Reyland has gathered an interesting mix of professional singers and actors, along with students from Belmont’s ever-active musical theater program, to help give his work its first breath of stage life. Among the cast are John Warren, Sara Schoch and Lisa Gillespie—all gifted veterans of Boiler Room Theatre musicals—plus younger aspirants like Audrey Filson, Zach Pinell and Patrick Shaw. Barry Scott directs.

“It’s a story about people who lead lives of quiet desperation,” says Gore, who spent 30 years as a commercial airline pilot before getting back to music in a serious way. “This is a show about real-life stuff that people go through, and for which there isn’t necessarily a solution.”

Adds Reyland, “It’s also about finding the balance in one’s life, between work and family.”

The players will sing the entire score of the show accompanied by fully orchestrated tracks. The music is bright, contemporary and pop-flavored, balancing whimsy with poignance. Also appearing onstage is Dove Award nominee David McMullan, who lends his talents as a solo trumpeter, the only live instrumentation in this staging.

“As with any staged reading, we’re looking to find the spine of the piece,” says Scott. “We’re joining the book with the music onstage for the first time, in order to take it to the next level, to see how it can be further envisioned. It’s an exciting process.”

While its subject matter is decidedly different, Scott likens the Reyland/Gore piece structurally to the musical Little Shop of Horrors. “They’re both unlikely stories, with zany comedy, plus songs that really grab you.”

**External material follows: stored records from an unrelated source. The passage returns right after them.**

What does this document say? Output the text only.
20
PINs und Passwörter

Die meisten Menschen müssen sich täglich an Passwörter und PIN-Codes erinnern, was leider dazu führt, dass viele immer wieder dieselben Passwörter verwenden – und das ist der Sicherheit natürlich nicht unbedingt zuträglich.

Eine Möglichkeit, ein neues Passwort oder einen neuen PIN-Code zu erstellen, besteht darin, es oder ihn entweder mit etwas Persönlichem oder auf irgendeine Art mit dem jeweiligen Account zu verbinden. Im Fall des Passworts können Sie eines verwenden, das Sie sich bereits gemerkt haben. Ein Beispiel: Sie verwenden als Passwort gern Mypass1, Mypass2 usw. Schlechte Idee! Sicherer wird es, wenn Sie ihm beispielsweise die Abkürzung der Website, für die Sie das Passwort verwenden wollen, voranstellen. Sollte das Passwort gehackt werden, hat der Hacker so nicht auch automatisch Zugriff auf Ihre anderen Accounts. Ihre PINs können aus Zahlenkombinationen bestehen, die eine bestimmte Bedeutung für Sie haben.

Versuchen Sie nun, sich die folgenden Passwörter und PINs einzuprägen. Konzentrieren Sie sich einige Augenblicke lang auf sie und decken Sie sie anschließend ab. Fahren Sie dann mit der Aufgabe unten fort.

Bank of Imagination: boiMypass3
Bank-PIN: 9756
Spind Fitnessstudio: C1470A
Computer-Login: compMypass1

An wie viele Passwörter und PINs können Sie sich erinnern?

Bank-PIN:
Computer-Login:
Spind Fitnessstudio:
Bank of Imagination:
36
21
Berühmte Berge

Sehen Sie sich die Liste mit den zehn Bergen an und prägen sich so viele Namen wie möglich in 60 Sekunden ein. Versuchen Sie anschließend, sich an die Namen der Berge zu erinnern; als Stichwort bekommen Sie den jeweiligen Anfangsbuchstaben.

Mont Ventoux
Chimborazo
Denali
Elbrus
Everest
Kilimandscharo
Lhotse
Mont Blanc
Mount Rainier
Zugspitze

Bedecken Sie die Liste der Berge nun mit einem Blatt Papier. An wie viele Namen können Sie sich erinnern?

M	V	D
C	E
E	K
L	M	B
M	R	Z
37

Tickets for 21 Baker Road are on sale at the door and through the Belmont University ticket office at 460-8500.

Southern satire

Dane Dakota’s Who Loves Judas? is, for a good while, one of the finest pieces of original stage writing produced in this town in recent history. The author’s setup and action appear to be inspired by the satire of Jules Feiffer (Little Murders), but his portrayal of the clash of staid, older mind-sets vs. younger subversives is fresh and wholly his own, filled with contemporary social ideas and often wildly funny. A Nashville bank executive (Caroline Davis) invites her boss (Dave Thoreson) and his wife (Linda Speir) to dinner in order to push along a coming promotion. Her offbeat photographer/artist husband (Michael Roark) challenges the conventional ways of the guests in outrageous fashion, while drop-in friend Katrina (Cynthia Williams) adds to the shock value with her tales of life as a hooker and drug addict. Chris Basso appears as the biblical Judas, shadowing all the players with a video camera. It’s kooky stuff, but also very smart and resonant. Director Melissa Bedinger Hade prods her ensemble into some specific performances in which everyone shines. Act 2, alas, only partially extends the core story, then heads into some frustrating character explorations. It’s definitely worth a look, though. Who Loves Judas? runs through March 1 at Darkhorse Theater.